ESTACIONES

Tasogare

Las estaciones de autobús nunca dejarán de ser mágicas. Mágicas por los valses de miradas que se dan en ellas cada día, por las mejillas vestidas de seda al ver a esa persona que tanto te ha llamado la atención.


 


Y empieza el baile al cederle el paso a la llegada y apertura de puertas del vehículo, y al intentar avanzar hasta el fondo sin molestar a nadie, mientras tu corazón entona una melodía acelerada al rozar esas piernas envueltas en los tejanos pitillo que se pusieron tanto de moda, años atrás.


 


Observas a cada una de las personas que caminan por la calle, esas que sueñan con surcar los cielos con sus propias alas en un escenario de ensueño, como esas gaviotas, vestidas de gala, que sobrevuelan sus cabezas; el baile de las olas al son de la música del viento y los rayos de sol que atraviesan la ventana y te acarician el rostro, mientras avanzas por el Paseo Marítimo. Abres la mochila y buscas la gorra entre tus cosas. Te pones nervioso porque ella te mira con ternura al ver que, desordenadamente, empiezas a sacarlo todo antes de darte cuenta de que te la has dejado en la mesa de la entrada, justo al salir de casa. Ella te sonríe, y tú le sonríes. Y en ese momento ella lo sabe: la flecha de Amor ha dado de lleno. Actúas con normalidad -o lo intentas- y haces una mueca de arrepentimiento, pero vuelves a tu mirada al horizonte a través de ese espejo que te transporta a un país de las maravillas armonizado a base de olas y sombrillas. Ella, sin embargo, ojea de vez en cuando tu rostro, pensativo e ilusionado. Sonríe, pero tú sigues ausente: no puedes dejar de mirar ese océano que te cautivó hace años, y de postrar tu mirada en ese azul que te araña el corazón.


 


Sin pensártelo, bajas rápido del autobús y encuentras en la lejanía a aquellos raros e increíbles seres que tienes como amigos y entre ellos, la ves a ella. Su blanca tez y esos ojos azules que te recuerdan a vuestras rutas por Montserrat, bañadas por un cielo añil; esos chapuzones a mitades de agosto entre risas y helados en la Barceloneta y ese choque de manos de despedida en Vila Olímpica antes de verla bajar por las escaleras mecánicas. En el fondo, sabes que esos ojos no se olvidan fácilmente, y que nunca conocerás a alguien como ella: tan aparentemente frágil pero tan robusta como un sauce; un color vivo entre una escala de grises.

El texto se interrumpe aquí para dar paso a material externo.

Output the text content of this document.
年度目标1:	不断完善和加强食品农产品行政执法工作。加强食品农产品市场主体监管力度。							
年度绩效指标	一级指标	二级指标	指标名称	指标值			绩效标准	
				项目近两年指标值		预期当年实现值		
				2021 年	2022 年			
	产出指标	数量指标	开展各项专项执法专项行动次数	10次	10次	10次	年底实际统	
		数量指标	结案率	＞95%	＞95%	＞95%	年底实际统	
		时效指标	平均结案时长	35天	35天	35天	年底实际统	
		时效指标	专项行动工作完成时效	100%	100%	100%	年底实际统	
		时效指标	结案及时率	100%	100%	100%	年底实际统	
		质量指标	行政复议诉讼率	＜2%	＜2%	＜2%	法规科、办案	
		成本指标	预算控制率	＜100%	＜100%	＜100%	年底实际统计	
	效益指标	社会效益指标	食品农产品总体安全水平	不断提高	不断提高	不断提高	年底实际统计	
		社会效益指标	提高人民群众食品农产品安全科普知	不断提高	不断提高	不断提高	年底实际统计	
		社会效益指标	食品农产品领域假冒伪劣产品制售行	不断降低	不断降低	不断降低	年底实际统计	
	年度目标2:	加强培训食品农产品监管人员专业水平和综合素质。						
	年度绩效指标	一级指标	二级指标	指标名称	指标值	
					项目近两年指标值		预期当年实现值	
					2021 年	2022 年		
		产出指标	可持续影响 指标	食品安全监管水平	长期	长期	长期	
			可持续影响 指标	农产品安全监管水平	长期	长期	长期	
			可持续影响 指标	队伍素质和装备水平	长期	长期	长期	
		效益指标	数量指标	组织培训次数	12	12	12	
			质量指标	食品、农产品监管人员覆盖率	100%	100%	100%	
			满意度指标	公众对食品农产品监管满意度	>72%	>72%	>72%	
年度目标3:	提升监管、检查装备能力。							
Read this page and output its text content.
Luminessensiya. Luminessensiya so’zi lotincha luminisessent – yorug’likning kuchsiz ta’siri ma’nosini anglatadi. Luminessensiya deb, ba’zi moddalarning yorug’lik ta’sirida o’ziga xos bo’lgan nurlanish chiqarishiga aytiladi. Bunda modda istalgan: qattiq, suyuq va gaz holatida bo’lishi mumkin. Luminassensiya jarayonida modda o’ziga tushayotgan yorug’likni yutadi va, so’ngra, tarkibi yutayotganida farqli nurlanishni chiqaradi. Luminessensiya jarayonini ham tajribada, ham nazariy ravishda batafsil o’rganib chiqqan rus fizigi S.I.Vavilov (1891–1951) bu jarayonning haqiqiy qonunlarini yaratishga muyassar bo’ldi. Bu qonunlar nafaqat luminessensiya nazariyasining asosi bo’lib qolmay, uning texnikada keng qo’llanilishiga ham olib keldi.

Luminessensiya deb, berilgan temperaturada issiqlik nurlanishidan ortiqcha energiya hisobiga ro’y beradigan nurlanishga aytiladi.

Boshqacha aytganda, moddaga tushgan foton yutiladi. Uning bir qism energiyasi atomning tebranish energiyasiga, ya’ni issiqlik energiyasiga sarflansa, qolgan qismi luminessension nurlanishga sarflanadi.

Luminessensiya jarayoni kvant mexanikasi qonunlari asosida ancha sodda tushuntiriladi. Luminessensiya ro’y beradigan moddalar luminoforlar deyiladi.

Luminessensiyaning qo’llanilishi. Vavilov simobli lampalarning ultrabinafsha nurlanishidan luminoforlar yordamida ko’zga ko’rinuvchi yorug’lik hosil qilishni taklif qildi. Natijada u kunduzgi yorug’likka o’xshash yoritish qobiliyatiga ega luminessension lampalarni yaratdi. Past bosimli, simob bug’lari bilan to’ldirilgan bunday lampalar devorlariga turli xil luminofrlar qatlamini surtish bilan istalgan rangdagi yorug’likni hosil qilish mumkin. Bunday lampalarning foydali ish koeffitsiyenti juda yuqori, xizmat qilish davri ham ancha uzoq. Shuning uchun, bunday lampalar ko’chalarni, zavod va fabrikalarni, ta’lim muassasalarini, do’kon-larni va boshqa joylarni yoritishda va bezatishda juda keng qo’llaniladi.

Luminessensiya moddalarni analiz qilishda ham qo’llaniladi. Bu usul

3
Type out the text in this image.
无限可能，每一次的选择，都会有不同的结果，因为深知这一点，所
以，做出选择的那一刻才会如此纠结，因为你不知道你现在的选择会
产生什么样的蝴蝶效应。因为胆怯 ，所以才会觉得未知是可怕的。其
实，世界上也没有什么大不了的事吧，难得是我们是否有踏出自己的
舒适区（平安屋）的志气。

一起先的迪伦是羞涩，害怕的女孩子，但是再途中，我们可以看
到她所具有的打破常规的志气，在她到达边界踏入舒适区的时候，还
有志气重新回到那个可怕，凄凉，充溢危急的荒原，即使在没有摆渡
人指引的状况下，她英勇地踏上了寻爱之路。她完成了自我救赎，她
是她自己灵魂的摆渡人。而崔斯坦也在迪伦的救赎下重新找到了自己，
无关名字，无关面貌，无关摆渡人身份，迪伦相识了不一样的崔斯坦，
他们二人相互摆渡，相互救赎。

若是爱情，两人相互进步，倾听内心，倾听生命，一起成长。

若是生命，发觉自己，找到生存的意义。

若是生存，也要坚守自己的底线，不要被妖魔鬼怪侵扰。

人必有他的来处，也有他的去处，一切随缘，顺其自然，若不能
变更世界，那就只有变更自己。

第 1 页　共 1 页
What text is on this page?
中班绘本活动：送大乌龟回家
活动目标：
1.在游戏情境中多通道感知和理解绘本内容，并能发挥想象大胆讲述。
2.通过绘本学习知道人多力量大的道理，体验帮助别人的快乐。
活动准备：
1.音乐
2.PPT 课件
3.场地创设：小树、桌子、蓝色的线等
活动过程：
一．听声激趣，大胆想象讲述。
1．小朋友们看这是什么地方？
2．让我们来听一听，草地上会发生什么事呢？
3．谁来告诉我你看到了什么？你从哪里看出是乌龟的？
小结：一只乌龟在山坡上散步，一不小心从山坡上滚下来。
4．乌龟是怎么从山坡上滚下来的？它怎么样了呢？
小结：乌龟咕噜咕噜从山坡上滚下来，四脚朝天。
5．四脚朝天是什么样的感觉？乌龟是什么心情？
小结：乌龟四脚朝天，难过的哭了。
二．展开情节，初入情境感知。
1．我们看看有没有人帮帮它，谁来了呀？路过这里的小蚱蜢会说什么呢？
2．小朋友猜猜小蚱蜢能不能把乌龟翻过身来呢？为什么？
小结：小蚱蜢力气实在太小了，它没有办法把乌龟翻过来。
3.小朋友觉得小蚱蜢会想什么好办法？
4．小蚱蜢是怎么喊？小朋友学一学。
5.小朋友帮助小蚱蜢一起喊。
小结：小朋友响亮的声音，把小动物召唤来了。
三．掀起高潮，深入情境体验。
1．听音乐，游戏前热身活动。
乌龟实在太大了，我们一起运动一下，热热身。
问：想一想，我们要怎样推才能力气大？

Una joya en medio de una ciudad devastada.


 


Vuestras miradas se cruzan, una vez más. Cupido, harto de ver esos ojos cada vez más enamorados, se enfurece una y otra vez: hace tiempo que se cansó de esperar a que os deis cuenta de que hacéis crecer el rosal más bello con la sangre de las mil heridas de sus flechas.


 


Algunos dicen que las estaciones son mágicas: que en un abrir y cerrar de ojos, puedes bajarte en una y sentir cómo las últimas hojas de otoño caen a tus pies sin poder hacer nada para evitarlo; encontrarte las más bellas flores de primavera o, simplemente, a alguien que te transforme un gélido invierno en el más radiante y fogoso verano.


 


Sin embargo, otros las ven como un adiós al posible mejor cuento de hadas que hayan imaginado jamás, el baile final de dos almas desconocidas diciéndose adiós: uno que empezó en una estación y acabó a los pies del mar, en un botón de stop en el autobús D50.